Gerçekten ben diyorum ki çocuklarımızı bize sağ vermeyecekler. Dediler ki biz onların hepsini öldürelim, darbeye götürelim, darbeci diyelim, hain ilan edelim, hepsini hainler mezarlığına gömelim, öldüremediler. Biz sizi o gece öldüremedik gelin mahkemeler de öldürelim. Orada da öldüremediler!”
MÜSLÜMAN BİR ÜLKEDE YASADIĞIMIZA İNANMIYORUM
“Müslüman bir milletiz hani rızık Allah’tan idi.
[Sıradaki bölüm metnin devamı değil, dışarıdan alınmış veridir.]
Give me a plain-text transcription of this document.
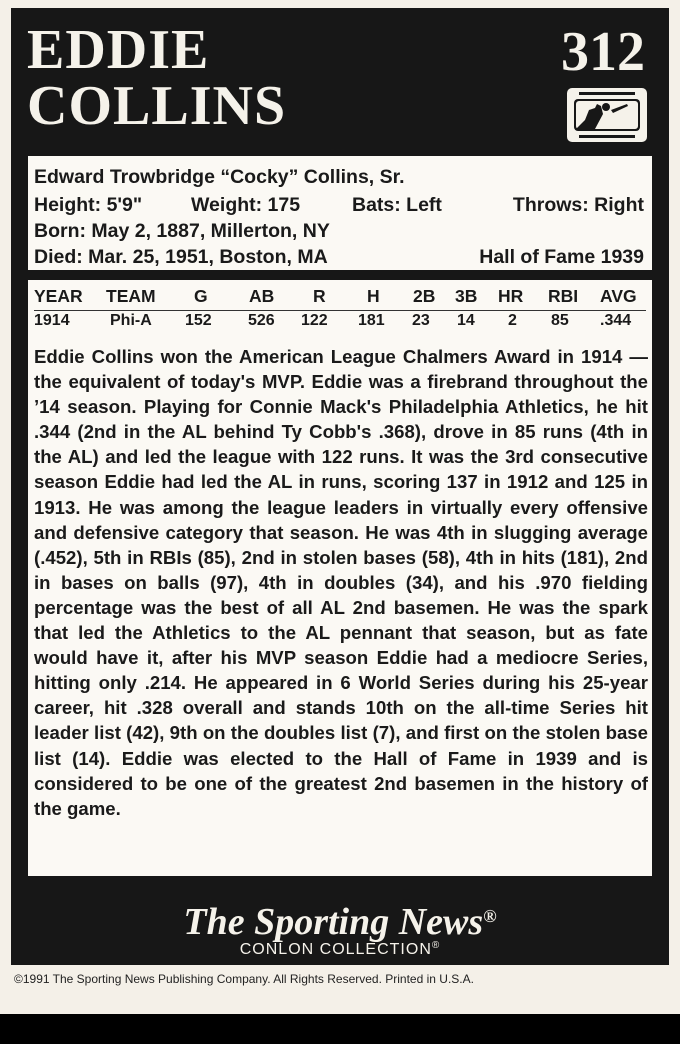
EDDIE
COLLINS
312
Edward Trowbridge “Cocky” Collins, Sr.
Height: 5'9"	Weight: 175	Bats: Left	Throws: Right
Born: May 2, 1887, Millerton, NY
Died: Mar. 25, 1951, Boston, MA	Hall of Fame 1939
YEAR TEAM G AB R H 2B 3B HR RBI AVG
1914	Phi-A 152 526 122 181 23 14 2 85 .344

Eddie Collins won the American League Chalmers Award in 1914 — the equivalent of today's MVP. Eddie was a firebrand throughout the ’14 season. Playing for Connie Mack's Philadelphia Athletics, he hit .344 (2nd in the AL behind Ty Cobb's .368), drove in 85 runs (4th in the AL) and led the league with 122 runs. It was the 3rd consecutive season Eddie had led the AL in runs, scoring 137 in 1912 and 125 in 1913. He was among the league leaders in virtually every offensive and defensive category that season. He was 4th in slugging average (.452), 5th in RBIs (85), 2nd in stolen bases (58), 4th in hits (181), 2nd in bases on balls (97), 4th in doubles (34), and his .970 fielding percentage was the best of all AL 2nd basemen. He was the spark that led the Athletics to the AL pennant that season, but as fate would have it, after his MVP season Eddie had a mediocre Series, hitting only .214. He appeared in 6 World Series during his 25-year career, hit .328 overall and stands 10th on the all-time Series hit leader list (42), 9th on the doubles list (7), and first on the stolen base list (14). Eddie was elected to the Hall of Fame in 1939 and is considered to be one of the greatest 2nd basemen in the history of the game.

The Sporting News®
CONLON COLLECTION®
©1991 The Sporting News Publishing Company. All Rights Reserved. Printed in U.S.A.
Eğer Allah sizin rızkınızı kesmişse devletten o kesilmiştir zaten ama ben Müslüman bir ülkede yaşadığımıza, bu sessizliğe inanamıyorum!”
NASA’DA ÜLKEMİZİ TEMSİL EDEN OĞLUMUZA MÜEBBET VERDİLER
“Oğlumun sınıf arkadaşı Oğuzhan Kızıltaş NASA’da ülkemizi temsil etti, Tahsin Elmas var. Radyasyon geçirmeyen kumaş icat etti. NASA’da ikincilik ödülüne layık görüldü. Amerika’dan 20 bin Dolar burs teklifi aldı ama ben sadece vatanıma hizmet ederim dedi ve gitmedi vatanı da ona müebbeti layık gördü!”